For spacecraft the payload fraction is often less than 1%, while the useful load fraction is perhaps 90%. In this case the useful load fraction is not a useful term, because spacecraft typically can't reach orbit without a full fuel load. For this reason the related term mass fraction, is used instead. However, if the latter is large, the payload can only be small.

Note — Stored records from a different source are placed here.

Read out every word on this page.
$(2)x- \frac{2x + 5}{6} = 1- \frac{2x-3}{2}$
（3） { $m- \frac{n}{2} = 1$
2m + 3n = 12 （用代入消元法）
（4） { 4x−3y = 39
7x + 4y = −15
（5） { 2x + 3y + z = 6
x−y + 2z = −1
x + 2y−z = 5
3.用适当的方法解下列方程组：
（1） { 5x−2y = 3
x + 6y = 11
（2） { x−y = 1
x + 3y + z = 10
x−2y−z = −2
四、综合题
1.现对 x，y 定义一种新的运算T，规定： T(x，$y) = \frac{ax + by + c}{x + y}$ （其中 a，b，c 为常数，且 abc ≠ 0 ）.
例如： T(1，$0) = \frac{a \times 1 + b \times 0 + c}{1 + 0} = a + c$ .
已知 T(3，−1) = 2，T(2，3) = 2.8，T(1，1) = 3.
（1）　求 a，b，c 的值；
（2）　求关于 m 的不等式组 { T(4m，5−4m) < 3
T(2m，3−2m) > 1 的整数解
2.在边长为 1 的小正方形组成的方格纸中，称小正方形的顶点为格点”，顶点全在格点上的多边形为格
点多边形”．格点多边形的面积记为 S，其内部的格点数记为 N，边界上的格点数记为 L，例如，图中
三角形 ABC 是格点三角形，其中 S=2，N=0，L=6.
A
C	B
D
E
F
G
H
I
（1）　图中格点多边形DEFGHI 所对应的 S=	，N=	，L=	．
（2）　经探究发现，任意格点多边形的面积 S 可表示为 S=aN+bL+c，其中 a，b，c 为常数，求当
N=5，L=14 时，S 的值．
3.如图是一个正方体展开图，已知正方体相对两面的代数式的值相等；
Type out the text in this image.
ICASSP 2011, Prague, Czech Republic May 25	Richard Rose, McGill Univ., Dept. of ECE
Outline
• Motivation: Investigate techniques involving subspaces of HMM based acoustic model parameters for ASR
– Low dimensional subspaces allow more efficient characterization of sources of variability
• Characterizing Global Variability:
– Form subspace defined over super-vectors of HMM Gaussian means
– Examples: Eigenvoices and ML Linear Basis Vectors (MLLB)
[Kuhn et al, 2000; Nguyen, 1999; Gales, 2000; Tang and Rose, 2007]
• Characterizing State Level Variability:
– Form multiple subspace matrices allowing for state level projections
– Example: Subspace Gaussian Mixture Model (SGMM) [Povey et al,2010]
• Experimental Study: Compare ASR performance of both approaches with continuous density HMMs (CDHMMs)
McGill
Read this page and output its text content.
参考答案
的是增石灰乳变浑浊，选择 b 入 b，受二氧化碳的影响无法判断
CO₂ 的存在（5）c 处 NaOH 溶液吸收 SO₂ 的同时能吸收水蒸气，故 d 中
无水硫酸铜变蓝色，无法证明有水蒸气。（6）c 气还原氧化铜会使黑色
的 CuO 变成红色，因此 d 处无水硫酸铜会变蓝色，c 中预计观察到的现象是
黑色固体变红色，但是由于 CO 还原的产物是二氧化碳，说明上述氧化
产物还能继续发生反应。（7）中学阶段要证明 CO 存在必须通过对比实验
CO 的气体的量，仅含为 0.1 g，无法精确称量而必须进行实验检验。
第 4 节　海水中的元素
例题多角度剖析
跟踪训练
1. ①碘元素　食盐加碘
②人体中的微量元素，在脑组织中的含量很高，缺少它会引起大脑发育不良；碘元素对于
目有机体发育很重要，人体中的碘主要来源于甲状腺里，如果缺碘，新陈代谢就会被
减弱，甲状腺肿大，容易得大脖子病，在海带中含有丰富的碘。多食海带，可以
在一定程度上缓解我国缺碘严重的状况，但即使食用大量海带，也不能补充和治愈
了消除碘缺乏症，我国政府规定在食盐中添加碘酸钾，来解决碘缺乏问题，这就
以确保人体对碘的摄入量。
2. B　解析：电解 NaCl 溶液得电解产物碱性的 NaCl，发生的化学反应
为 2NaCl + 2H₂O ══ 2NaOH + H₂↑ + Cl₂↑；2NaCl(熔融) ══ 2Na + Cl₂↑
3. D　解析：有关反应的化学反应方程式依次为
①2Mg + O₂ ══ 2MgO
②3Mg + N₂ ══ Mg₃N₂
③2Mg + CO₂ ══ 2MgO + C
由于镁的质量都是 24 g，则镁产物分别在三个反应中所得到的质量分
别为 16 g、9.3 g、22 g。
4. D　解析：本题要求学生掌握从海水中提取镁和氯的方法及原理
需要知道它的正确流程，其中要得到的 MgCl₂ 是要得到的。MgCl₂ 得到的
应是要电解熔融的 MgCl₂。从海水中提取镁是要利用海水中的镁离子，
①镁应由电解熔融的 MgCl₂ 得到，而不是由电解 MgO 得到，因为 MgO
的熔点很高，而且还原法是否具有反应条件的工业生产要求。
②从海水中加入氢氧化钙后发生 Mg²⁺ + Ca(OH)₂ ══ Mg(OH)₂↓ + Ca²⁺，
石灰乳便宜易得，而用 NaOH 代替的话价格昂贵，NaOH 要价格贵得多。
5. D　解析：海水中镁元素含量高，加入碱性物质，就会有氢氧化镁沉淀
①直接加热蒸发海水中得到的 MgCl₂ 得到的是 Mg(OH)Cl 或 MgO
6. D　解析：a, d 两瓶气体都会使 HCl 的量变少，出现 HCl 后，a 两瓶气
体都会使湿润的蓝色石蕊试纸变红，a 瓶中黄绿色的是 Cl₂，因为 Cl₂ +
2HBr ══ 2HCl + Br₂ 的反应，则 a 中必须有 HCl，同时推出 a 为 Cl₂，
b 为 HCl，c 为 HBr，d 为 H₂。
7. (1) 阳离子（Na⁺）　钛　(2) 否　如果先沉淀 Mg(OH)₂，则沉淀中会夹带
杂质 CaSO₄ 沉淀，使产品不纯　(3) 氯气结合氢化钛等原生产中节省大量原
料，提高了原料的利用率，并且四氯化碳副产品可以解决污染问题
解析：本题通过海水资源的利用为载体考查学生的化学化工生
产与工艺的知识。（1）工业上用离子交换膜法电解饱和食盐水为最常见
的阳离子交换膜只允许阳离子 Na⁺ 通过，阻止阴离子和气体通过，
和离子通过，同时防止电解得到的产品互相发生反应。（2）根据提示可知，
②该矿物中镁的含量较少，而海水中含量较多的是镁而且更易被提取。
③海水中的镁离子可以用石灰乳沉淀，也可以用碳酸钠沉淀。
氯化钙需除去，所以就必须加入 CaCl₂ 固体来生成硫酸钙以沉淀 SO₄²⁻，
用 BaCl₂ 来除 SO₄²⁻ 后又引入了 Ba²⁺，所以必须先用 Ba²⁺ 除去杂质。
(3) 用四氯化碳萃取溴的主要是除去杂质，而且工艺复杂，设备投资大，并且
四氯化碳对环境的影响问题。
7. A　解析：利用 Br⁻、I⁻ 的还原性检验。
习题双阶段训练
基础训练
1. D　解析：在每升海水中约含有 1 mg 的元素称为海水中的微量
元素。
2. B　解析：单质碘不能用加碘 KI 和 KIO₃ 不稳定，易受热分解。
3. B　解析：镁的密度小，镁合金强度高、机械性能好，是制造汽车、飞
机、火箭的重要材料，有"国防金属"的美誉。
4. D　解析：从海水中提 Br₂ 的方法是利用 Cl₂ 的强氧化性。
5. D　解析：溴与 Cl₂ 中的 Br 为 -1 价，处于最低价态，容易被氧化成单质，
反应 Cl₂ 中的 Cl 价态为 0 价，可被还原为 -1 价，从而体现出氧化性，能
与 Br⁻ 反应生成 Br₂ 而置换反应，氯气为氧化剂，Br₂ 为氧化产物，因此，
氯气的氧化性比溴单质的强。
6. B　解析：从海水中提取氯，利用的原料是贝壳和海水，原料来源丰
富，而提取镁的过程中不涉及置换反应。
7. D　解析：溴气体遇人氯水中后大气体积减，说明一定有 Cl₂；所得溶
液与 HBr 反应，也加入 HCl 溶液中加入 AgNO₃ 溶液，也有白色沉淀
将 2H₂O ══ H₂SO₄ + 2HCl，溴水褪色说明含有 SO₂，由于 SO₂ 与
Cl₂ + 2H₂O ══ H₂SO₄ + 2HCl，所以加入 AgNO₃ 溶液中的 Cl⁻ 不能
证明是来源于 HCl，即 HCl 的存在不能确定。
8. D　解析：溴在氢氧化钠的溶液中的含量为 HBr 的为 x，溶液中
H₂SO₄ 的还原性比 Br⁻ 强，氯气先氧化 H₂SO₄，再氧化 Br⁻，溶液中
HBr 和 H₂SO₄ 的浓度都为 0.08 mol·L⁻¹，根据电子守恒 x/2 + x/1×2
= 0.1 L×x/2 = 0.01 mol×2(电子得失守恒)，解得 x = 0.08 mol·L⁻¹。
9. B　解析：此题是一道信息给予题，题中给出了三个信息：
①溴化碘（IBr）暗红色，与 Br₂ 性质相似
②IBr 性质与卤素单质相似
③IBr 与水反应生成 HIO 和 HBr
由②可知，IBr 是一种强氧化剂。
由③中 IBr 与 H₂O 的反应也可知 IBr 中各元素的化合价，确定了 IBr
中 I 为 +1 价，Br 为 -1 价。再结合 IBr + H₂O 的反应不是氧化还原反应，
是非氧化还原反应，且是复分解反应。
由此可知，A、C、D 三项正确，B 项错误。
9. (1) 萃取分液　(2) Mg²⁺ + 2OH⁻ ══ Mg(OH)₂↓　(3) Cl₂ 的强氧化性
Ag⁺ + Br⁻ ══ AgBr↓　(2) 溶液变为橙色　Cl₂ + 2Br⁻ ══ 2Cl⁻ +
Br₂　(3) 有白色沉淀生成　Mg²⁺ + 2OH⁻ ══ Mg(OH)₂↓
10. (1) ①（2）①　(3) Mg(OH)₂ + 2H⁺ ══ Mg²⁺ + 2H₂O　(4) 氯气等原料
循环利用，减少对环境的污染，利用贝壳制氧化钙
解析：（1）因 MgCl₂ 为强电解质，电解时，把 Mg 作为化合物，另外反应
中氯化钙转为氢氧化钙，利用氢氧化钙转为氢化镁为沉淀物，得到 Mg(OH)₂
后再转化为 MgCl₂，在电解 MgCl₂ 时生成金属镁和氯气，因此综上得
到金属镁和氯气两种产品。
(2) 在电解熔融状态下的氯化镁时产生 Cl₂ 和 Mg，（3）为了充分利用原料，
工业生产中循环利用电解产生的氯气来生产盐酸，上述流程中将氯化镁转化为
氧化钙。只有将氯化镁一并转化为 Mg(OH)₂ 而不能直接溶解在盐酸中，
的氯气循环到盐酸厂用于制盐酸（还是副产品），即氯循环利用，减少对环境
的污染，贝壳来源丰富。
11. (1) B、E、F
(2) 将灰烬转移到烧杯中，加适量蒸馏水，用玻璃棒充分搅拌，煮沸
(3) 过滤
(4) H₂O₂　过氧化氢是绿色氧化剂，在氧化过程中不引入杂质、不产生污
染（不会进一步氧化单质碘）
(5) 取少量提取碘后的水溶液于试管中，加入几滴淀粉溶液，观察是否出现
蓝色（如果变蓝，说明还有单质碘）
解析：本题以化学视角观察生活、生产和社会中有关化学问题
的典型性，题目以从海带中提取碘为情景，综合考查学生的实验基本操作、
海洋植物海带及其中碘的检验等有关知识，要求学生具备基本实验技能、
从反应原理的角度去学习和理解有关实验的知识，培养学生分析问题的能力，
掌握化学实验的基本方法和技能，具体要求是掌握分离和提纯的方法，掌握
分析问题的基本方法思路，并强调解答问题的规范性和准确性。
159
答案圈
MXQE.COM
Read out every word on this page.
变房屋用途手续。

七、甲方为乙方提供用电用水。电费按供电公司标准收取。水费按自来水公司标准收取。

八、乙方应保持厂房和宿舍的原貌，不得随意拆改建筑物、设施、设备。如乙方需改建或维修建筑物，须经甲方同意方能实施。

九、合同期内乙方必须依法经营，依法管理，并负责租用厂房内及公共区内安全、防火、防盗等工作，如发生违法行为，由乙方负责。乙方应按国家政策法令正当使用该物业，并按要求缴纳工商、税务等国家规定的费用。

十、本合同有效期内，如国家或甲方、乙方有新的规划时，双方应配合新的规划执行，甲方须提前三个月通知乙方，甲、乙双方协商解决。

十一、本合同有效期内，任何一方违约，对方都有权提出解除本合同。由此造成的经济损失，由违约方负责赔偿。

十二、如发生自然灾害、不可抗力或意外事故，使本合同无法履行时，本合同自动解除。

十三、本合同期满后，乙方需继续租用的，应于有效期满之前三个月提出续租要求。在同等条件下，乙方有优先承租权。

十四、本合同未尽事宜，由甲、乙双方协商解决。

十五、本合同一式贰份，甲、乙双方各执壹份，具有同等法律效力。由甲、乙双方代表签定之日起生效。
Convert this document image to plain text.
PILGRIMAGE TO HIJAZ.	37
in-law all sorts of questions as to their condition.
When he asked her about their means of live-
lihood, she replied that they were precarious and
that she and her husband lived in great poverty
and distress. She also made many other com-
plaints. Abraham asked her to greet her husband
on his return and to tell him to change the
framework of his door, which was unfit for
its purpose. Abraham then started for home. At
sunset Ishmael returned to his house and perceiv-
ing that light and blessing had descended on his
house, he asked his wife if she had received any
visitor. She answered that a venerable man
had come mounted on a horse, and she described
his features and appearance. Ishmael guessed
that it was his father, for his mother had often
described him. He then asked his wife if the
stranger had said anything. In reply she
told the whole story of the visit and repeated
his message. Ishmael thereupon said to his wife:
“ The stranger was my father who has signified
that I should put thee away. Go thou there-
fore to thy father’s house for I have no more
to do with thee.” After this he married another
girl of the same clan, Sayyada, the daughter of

|Vehicle||Takeoff Mass||Final Mass||Mass ratio||Mass fraction|
|Ariane 5 (vehicle + payload)||746,000 kg  (~1,645,000 lb)||2,700 kg + 16,000 kg (~6,000 lb + ~35,300 lb)||39.9||0.975|
|Titan 23G first stage||117,020 kg (258,000 lb)||4,760 kg (10,500 lb)||24.6||0.959|
|Saturn V||3,038,500 kg (~6,700,000 lb)||13,300 kg + 118,000 kg (~29,320 lb + ~260,150 lb)||23.1||0.957|
|Space Shuttle (vehicle + payload)||2,040,000 kg (~4,500,000 lb)||104,000 kg + 28,800 kg (~230,000 lb + ~63,500 lb)||15.4||0.935|
|Saturn 1B (stage only)||448,648 kg (989,100 lb)||41,594 kg (91,700 lb)||10.7||0.907|
|Virgin Atlantic GlobalFlyer||10,024.39 kg (22,100 lb)||1,678.3 kg (3,700 lb)||6.0||0.83|
|V2||13,000 kg (~28,660 lb) (12.8 ton)||3.85||0.74 |
|X-15||15,420 kg (34,000 lb)||6,620 kg (14,600 lb)||2.3||0.57|
|Concorde||~181,000 kg (400,000 lb )||2||0.5|
|Boeing 747||~363,000 kg (800,000 lb)||2||0.5|
Note: the above table may incorrectly include the mass of the empty upper stage or stages.